The lead covering is seriously affected, as before stated, by the atmosphere of the conduit, and lead covered cables are extremely unwieldy to draw out of a conduit.
In our system, the cables can be easily drawn out of the iron pipes if occasion demands it. We have only had one such occasion and that was in Chicago, when it became desirable to substitute a 250-wire cable for one which had only 150 conductors in it.
The London Electrician, of May, 1886, contains the following experiments with oil as an insulator, by H. C. Frempt: —
"The oil used to insulate the underground wires running into the telephone exchange, at the corner of Broadway and Spring street, New York, is heavier than water. Take two cotton covered wires which have been boiled in that oil, draw them through glass tubes, twist the ends together, and place them in an ordinary glass battery jar. Fill the jar half full of oil, after which water may be carefully poured into the jar and it will remain above the oil. Attaching the poles of a battery to each of these wires, as shown above the glass tubes, no current will be observed as passing from one wire to the other.

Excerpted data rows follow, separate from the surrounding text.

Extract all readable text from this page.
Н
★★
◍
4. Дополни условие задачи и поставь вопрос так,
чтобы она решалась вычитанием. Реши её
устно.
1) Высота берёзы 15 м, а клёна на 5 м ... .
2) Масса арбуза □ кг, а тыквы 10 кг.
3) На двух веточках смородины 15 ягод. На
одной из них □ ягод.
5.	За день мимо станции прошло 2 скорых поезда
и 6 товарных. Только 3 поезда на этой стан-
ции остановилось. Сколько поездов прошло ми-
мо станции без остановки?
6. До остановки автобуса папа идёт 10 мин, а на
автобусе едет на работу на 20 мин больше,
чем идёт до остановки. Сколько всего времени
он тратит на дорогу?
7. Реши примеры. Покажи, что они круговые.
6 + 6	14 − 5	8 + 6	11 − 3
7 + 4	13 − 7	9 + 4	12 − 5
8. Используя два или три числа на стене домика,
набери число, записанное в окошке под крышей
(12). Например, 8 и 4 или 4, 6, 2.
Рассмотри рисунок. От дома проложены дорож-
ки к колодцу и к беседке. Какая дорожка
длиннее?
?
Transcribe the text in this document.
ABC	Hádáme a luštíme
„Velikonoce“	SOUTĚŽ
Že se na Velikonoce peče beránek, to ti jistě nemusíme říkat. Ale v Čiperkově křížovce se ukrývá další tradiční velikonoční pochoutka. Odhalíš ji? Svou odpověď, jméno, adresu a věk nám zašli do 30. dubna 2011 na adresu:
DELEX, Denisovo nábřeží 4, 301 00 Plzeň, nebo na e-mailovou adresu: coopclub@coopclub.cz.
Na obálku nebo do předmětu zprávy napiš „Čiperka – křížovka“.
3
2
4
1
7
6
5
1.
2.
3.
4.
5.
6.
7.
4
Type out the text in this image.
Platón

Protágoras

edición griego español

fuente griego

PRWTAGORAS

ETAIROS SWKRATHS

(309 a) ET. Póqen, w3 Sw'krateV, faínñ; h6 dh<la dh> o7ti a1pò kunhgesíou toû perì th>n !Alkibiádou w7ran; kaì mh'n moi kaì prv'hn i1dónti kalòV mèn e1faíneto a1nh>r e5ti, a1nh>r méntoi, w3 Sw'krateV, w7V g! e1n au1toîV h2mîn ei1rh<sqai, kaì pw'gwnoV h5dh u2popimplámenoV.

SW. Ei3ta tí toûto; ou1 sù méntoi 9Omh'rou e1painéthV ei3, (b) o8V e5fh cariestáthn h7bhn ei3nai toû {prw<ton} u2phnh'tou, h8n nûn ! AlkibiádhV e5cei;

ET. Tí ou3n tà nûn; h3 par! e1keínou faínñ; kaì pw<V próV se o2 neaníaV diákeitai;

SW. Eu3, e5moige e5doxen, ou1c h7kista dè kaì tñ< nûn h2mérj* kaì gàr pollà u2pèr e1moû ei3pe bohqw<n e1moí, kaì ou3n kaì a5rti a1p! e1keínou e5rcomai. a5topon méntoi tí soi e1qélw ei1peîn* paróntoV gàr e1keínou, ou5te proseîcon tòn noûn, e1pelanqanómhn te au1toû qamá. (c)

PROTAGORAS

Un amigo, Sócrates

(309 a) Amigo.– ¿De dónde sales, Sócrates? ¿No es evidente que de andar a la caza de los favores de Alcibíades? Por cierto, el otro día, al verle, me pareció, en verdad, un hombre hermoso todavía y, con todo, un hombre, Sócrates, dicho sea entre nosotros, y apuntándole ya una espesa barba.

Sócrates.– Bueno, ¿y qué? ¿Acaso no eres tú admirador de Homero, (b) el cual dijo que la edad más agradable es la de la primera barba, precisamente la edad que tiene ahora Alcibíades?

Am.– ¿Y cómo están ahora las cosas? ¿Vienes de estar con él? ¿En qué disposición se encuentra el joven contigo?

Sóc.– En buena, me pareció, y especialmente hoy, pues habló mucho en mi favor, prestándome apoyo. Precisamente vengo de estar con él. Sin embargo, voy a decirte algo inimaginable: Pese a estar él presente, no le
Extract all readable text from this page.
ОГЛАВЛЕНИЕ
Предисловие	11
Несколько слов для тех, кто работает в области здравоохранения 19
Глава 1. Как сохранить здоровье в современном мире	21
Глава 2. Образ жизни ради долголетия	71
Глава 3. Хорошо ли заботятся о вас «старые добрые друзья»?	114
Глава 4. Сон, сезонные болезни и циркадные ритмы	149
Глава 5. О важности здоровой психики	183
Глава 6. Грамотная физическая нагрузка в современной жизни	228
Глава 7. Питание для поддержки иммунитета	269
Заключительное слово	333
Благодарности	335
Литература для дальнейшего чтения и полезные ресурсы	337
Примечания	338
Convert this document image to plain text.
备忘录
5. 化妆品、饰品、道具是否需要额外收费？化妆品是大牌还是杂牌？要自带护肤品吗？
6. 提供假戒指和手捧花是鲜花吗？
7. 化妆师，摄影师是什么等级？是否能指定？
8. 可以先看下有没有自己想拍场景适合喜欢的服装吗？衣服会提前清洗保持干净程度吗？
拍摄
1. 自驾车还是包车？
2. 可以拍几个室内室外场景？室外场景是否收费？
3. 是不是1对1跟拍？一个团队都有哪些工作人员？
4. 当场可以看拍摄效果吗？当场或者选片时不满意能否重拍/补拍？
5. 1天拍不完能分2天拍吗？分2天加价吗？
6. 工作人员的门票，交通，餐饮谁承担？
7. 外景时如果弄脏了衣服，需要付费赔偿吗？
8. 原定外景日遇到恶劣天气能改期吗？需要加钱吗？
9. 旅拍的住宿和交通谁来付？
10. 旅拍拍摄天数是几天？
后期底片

"Take a piece of lead pipe containing a cable of cotton covered wires insulated with the same oil in a fluid condition, and cut a hole in the lead an eighth of an inch in diameter. The oil being viscous will ooze out slowly. Place the cable in a jar, and fill the jar with water, the oil will continue to flow till an equilibrium is established, but no current can be passed from one wire to the other or from either wire to the lead pipe. Now, if instead of oil we use in this experiment paraffine, pitch or rosin, the insulation immediately fails.
"Six years since there was a lead covered cable insulated with oil, armored and laid across the Delaware river. The cable contained 50 conductors, not one of which has failed. The cost of this cable of 50 conductors was no more than that of an ordinary gutta-percha insulated cable of five conductors. The gutta-percha insulated cables across the Delaware during this period have been continually subject to mishaps. Many of the conductors have been injured by lightning, although protected by lightning arresters. When the gutta-percha insulation is punctured by atmospheric electricity, it leaves a hole in the insulation in which water enters, by which the current passes to earth. The cable has to be underrun, the leak found and the hole sealed up, but a hole cannot be made in a liquid."
The splice boxes we use will hold two gallons of oil after the splices are covered with oil. When the splices are covered by the oil we can fill the remaining portion of the box with water without affecting the insulation of the conductors.